Эмануэль перешел в спальню.

Здесь кровать жены стояла рядом с его кроватью. Он хотел этого... На подушке синела метка М. Э. Он сел на край кровати, стал гладит рукою подушку и говорить с нею... „Мэри, моя милая, здесь ты любила меня, здесь ты родила мне Макса... и здесь умерла ты... милая, маленькая Мэри... милое дитя мое, Мэри“...

Эмануэль перевел глаза на свою кровать и подумал: „Здесь ты умрешь. И никто в последнюю минуту не будет стоять у твоего одра. И чужие руки переймут работу твоей жизни, не думая о тебе“.

Почему он не надеялся на Макса?

Он громко прошептал: „Макс! Макс Энрот! Нет, нет, Макс, ты бросаешься из стороны в сторону, ты не справишься, ты не поспеешь во время“...

Побеседовал Эмануэль и с Фолькманом: „мы ведь говорили друг с другом столько ночей, Фалькман! Разве мы не столковались? Если бы ты не приставал к Мэри, я бы не сделал того, что сделал, нет, это совершенно несомненно, я бы этого не сделал. И не сладко пришлось бы тебе, если бы ты не умер... Нет, тебе бы жилось плохо“...

Голова Эмануэля упала на подушку. Он был так утомлен сегодня. „Тянет, думал он, тянет сквозь перины, матрацы; что то тянет вниз, во прах, в сырую землю. Почему ты противишься? Почему ты возражал своему сыну? Почему ты не сдал ему все на руки? Почему ты борешься, раз ты не можешь уже победить?“...

..............................

Протяжный резкий свист прорезал воздух. Затем раздался гул голосов, и в стены виллы посыпался град камней.

Эмануэль вскочил. Разом кровь забушевала в его жилах. Он поднял голову.

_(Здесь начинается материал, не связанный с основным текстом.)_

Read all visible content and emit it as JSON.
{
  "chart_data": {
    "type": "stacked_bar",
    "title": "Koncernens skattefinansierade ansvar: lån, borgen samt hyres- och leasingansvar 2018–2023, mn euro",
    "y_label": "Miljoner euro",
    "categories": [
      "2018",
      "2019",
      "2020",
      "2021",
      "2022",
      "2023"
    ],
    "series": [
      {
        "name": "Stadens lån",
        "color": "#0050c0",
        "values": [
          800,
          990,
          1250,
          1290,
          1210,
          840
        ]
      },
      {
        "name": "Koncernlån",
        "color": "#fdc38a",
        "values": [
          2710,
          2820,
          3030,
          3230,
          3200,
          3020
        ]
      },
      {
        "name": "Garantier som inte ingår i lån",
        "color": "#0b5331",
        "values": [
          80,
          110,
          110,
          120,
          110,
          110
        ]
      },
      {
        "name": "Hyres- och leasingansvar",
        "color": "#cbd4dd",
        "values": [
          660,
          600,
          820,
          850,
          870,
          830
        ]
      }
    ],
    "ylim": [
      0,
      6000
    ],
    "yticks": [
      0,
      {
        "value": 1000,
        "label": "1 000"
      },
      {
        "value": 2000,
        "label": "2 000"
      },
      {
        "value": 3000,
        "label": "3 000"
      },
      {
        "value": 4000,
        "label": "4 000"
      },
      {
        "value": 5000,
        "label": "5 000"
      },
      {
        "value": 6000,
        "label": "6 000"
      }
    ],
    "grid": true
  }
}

Вокруг его рта опять заиграла злая, холодная улыбка. Он бросил насмешливое спасибо им внизу за то, что они доказали ему его правоту. „Подходите, дьяволы! Бейте, если вы смеете! Но вы ведь не посмеете!“ шипел он.

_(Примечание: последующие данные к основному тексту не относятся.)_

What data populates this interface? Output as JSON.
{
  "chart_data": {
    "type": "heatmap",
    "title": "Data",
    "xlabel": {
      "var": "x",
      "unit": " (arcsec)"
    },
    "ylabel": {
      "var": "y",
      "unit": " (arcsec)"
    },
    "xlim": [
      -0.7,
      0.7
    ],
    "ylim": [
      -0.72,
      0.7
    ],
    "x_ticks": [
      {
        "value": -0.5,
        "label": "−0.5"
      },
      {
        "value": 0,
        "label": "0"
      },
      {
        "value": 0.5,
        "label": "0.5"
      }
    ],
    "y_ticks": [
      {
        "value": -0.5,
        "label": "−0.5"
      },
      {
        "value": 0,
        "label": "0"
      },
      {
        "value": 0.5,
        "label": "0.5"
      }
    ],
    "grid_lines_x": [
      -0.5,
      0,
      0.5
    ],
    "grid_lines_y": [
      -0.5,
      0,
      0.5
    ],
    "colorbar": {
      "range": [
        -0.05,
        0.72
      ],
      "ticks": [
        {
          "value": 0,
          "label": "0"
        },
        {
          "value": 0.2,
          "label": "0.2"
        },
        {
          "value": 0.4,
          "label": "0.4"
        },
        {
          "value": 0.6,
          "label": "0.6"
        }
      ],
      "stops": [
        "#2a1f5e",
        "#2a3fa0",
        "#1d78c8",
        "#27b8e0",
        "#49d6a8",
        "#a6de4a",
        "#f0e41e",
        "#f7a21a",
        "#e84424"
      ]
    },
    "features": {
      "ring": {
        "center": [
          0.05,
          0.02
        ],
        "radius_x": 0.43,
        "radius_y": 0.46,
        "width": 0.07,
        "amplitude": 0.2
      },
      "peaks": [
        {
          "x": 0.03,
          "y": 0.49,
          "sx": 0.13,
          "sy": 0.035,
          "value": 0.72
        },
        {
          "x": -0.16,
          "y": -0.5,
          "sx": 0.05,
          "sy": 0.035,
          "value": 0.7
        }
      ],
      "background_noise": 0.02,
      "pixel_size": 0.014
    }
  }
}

Привратник, запыхавшись, влетел в комнату, чтобы потушить огни и закрыть форточки. Эмануэль схватил его за руки.

— Мы не станем гасить огонь из-за того, что они галдят. Пусть все лампы горят в моем доме. Спокойной ночи! Скажи своим, чтоб они сидели в кухне.

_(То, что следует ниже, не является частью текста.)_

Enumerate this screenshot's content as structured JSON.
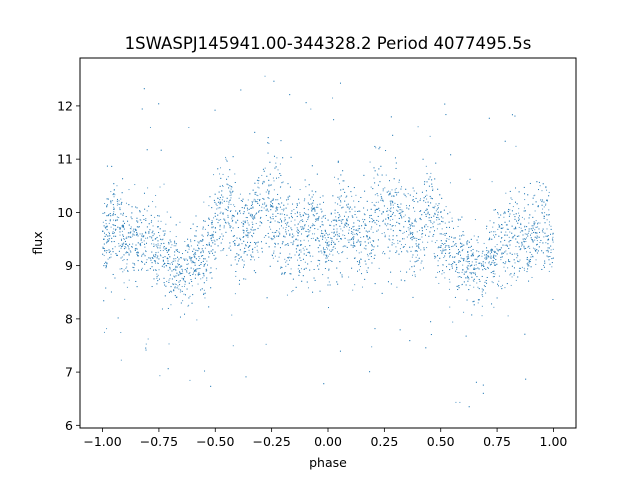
{
  "chart_data": {
    "type": "scatter",
    "title": "1SWASPJ145941.00-344328.2 Period 4077495.5s",
    "xlabel": "phase",
    "ylabel": "flux",
    "xlim": [
      -1.1,
      1.1
    ],
    "ylim": [
      5.95,
      12.9
    ],
    "x_ticks": [
      -1.0,
      -0.75,
      -0.5,
      -0.25,
      0.0,
      0.25,
      0.5,
      0.75,
      1.0
    ],
    "x_tick_labels": [
      "−1.00",
      "−0.75",
      "−0.50",
      "−0.25",
      "0.00",
      "0.25",
      "0.50",
      "0.75",
      "1.00"
    ],
    "y_ticks": [
      6,
      7,
      8,
      9,
      10,
      11,
      12
    ],
    "y_tick_labels": [
      "6",
      "7",
      "8",
      "9",
      "10",
      "11",
      "12"
    ],
    "grid": false,
    "point_color": "#1f77b4",
    "series": [
      {
        "x_range": [
          -1.0,
          1.0
        ],
        "mirrored_at_phase_zero": true,
        "profile": {
          "phase": [
            0.0,
            0.05,
            0.1,
            0.15,
            0.2,
            0.25,
            0.3,
            0.35,
            0.4,
            0.45,
            0.5,
            0.55,
            0.6,
            0.65,
            0.7,
            0.75,
            0.8,
            0.85,
            0.9,
            0.95,
            1.0
          ],
          "median_flux": [
            9.3,
            9.8,
            9.6,
            9.4,
            9.8,
            10.1,
            10.0,
            9.7,
            9.5,
            10.2,
            9.6,
            9.2,
            9.1,
            8.9,
            9.0,
            9.3,
            9.6,
            9.4,
            9.5,
            9.8,
            9.4
          ],
          "spread": [
            0.6,
            0.8,
            0.8,
            0.7,
            0.9,
            0.9,
            0.9,
            0.8,
            0.8,
            0.9,
            0.8,
            0.7,
            0.7,
            0.6,
            0.7,
            0.7,
            0.8,
            0.7,
            0.7,
            0.8,
            0.6
          ]
        },
        "flux_range": [
          6.2,
          12.6
        ]
      }
    ]
  }
}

Гул и рев под окнами не прекращались. В зале с треском лопнуло оконное стекло.

Эмануэль медленно ходил по пустым, ярко освященным комнатам, как будто он был поглощен спокойными размышлениями. Ему опять дышалось легче. Он задыхался раньше от щемящей тревоги.

Он вошел в столовую и налил себе стакан вина. Затем он, подумав о чем-то, щелкнул пальцами, взял в руку лампу и медленно вышел на крыльцо.

Он устремил взор в густой холодный мрак и громко крикнул:

— Зачем вы кричите? Подходите, если вам нужно что нибудь!

Далеко от него упал кем-то брошенный камень, затем раздался топот многих ног и все стихло.

Эмануэль прислушивался, почти разочарованный.

Он вошел в дом, поставил лампу на стол и поправил ногой сдвинутый с места ковер.

— Я знал, что они не посмеют!

Затем он пошел в свою комнату с целью сесть и писать.

Его старое костлявое лицо было черствее обыкновенного.

Он не чувствовал себя ни молодым, ни старым, ни счастливым, ни несчастным. Он сознавал лишь, что его воля питается теперь одной ненавистью. Этой ненавистью жил и дышал он.